S.A.R.L. ROTOFRANCE prise en son établissement sis [Adresse 3], et prise en la personne de son représentant légal domicilié en cette qualité audit siège

[Adresse 2]

[Adresse 2]



Représentée par M...

AFFAIRE : N° RG 21/00612

N° Portalis DBVC-V-B7F-GWKI

 Code Aff. :

ARRET N°

C.P

ORIGINE : Décision du Conseil de Prud'hommes - Formation de départage de CAEN en date du 02 Février 2021 - RG n° F19/00410

COUR D'APPEL DE CAEN

Chambre sociale section 1

ARRET DU 12 MAI 2022

APPELANT :

Monsieur [W] [B]

[Adresse 1]

[Adresse 1]

Représenté par Me Dominique MARI, avocat au barreau de CAEN

INTIMEE :

S.A.R.L. ROTOFRANCE prise en son établissement sis [Adresse 3], et prise en la personne de son représentant légal domicilié en cette qualité audit siège

[Adresse 2]

[Adresse 2]

Représentée par Me Jean DELOM DE MEZERAC, avocat au barreau de CAEN

DEBATS : A l'audience publique du 07 mars 2022, tenue par Mme PONCET, Conseiller, Magistrat chargé d'instruire l'affaire lequel a, les parties ne s'y étant opposées, siégé seul, pour entendre les plaidoiries et en rendre compte à la Cour dans son délibéré

GREFFIER : Mme ALAIN

COMPOSITION DE LA COUR LORS DU DELIBERE :

Mme DELAHAYE, Présidente de Chambre,

Mme PONCET, Conseiller, rédacteur

Mme VINOT, Conseiller,

ARRET prononcé publiquement contradictoirement le 12 mai 2022 à 14h00 par mise à disposition de l'arrêt au greffe de la cour, les parties en ayant été préalablement avisées dans les conditions prévues au deuxième alinea de l'article 450 du code de procédure civile et signé par Mme DELAHAYE, présidente, et Mme ALAIN, greffier

FAITS ET PROCÉDURE

M. [W] [B] a été embauché par la SARL Rotofrance à compter du 9 mars 2015 en qualité d'opérateur rotomoulage (avec reprise d'ancienneté au vu de ses bulletins de paie au 9 décembre 2014).

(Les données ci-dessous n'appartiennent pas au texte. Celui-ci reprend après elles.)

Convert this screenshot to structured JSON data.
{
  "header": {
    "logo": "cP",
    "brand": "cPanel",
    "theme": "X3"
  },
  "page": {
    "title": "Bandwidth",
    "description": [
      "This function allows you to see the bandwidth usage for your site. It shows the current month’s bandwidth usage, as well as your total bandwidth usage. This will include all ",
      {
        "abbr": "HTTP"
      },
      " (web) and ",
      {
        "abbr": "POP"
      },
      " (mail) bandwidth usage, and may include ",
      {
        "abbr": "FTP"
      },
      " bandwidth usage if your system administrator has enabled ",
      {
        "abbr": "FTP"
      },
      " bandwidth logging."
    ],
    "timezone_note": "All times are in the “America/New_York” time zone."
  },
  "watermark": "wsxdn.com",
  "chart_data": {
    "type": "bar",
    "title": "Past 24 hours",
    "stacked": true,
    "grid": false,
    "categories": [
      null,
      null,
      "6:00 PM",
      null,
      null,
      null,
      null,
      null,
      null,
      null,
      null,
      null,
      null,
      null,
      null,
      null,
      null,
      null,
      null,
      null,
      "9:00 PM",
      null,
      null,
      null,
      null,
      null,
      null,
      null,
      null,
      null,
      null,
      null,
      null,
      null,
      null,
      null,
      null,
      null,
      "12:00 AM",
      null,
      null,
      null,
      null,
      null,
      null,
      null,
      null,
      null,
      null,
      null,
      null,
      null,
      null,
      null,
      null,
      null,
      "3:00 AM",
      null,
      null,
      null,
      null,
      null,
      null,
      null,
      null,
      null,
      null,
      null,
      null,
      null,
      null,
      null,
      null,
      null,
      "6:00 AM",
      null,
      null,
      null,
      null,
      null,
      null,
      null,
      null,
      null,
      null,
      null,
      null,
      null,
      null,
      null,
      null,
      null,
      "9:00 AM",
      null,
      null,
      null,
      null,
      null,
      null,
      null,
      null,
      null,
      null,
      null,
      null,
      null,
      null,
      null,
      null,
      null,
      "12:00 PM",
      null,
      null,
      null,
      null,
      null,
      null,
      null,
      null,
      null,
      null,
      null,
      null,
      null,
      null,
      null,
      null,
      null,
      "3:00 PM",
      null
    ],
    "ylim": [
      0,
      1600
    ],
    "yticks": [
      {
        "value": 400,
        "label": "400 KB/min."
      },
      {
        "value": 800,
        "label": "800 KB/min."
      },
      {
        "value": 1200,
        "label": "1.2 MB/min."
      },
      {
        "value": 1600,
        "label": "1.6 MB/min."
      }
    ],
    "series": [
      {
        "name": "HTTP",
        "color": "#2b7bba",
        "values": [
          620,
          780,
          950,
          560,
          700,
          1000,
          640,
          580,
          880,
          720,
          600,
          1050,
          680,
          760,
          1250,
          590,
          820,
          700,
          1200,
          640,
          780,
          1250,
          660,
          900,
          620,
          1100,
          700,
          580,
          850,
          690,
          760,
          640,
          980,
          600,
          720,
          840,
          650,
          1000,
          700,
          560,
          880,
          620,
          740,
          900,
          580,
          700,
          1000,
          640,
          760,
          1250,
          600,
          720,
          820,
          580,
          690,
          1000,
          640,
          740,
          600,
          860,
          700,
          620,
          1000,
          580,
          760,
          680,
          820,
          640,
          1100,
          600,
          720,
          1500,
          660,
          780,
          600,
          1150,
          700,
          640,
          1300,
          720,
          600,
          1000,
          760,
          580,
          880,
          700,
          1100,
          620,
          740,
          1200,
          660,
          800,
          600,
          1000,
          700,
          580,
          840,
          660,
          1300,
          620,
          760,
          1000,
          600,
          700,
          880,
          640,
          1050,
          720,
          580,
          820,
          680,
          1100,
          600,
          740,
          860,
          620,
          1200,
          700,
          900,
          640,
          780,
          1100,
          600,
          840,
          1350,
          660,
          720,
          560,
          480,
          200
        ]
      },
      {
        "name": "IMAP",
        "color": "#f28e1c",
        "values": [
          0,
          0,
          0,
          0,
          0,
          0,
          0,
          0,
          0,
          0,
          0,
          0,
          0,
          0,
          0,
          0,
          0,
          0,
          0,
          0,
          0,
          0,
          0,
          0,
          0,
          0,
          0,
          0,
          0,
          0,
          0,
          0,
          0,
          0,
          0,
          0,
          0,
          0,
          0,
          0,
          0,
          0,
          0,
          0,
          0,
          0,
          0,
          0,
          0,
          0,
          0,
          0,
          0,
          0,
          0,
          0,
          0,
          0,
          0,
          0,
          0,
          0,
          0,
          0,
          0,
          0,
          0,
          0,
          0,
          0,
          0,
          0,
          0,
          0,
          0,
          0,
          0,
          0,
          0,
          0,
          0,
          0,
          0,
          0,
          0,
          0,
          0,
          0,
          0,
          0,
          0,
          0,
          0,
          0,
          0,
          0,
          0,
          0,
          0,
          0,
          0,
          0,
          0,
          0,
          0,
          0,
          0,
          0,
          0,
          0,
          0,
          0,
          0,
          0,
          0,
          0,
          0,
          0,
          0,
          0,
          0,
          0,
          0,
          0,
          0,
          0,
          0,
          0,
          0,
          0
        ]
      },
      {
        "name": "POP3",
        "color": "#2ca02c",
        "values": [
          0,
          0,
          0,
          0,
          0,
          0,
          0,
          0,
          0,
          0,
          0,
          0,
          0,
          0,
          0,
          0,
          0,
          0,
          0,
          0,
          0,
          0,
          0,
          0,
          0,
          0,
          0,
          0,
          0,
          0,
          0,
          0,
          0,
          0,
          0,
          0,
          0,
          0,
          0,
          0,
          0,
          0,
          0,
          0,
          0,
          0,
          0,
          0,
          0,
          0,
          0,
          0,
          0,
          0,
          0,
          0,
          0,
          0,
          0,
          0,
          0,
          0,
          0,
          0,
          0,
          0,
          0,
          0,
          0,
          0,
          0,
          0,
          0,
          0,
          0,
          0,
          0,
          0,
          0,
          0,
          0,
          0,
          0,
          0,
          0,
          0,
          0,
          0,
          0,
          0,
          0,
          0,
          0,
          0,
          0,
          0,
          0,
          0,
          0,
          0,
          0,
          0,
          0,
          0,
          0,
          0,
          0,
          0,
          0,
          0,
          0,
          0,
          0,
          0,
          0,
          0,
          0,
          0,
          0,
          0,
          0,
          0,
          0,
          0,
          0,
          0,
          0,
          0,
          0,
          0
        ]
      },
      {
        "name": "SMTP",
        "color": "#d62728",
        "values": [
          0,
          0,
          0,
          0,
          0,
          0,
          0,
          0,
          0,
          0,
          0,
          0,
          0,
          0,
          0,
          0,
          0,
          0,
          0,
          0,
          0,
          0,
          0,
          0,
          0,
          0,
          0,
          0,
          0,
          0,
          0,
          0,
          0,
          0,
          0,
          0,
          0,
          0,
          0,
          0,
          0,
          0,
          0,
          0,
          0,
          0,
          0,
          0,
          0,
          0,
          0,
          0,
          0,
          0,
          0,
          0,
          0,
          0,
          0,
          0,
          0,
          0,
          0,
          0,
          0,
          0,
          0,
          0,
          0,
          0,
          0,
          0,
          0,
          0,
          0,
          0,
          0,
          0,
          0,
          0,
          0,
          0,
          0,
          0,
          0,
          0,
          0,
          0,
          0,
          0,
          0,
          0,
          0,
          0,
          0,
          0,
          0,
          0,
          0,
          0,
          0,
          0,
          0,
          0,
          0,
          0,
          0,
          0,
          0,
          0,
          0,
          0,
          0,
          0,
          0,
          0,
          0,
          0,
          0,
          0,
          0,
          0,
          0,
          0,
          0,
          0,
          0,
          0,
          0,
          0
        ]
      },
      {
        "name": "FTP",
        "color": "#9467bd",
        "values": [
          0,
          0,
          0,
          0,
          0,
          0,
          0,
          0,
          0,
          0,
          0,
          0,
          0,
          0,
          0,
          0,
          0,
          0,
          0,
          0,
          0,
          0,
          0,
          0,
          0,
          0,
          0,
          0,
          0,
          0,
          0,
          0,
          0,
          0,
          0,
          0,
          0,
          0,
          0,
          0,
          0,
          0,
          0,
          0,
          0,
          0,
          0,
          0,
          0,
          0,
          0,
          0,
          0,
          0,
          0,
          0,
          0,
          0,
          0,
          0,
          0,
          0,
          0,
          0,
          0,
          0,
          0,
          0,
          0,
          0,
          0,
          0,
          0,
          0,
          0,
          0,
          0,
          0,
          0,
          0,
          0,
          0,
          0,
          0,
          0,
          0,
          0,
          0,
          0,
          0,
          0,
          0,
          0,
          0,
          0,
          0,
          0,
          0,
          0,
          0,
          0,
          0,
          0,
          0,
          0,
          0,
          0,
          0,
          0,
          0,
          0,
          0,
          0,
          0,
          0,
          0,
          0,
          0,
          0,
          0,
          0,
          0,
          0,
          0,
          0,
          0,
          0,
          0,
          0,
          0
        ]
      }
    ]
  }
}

Victime d'un accident du travail le 11 juin 2018, il a été placé en arrêt du travail. Déclaré inapte à son poste le 9 novembre 2018, il a été licencié le 26 décembre 2018, pour inaptitude et impossibilité de reclassement.

Le 30 juillet 2019, il a saisi le conseil de prud'hommes de Caen pour demander des dommages et intérêts pour non respect de l'obligation de sécurité, et pour licenciement nul, subsidiairement, sans cause réelle et sérieuse.

Par jugement du 2 février 2021, rendu en formation de départage, le conseil de prud'hommes a débouté M. [B] de ses demandes.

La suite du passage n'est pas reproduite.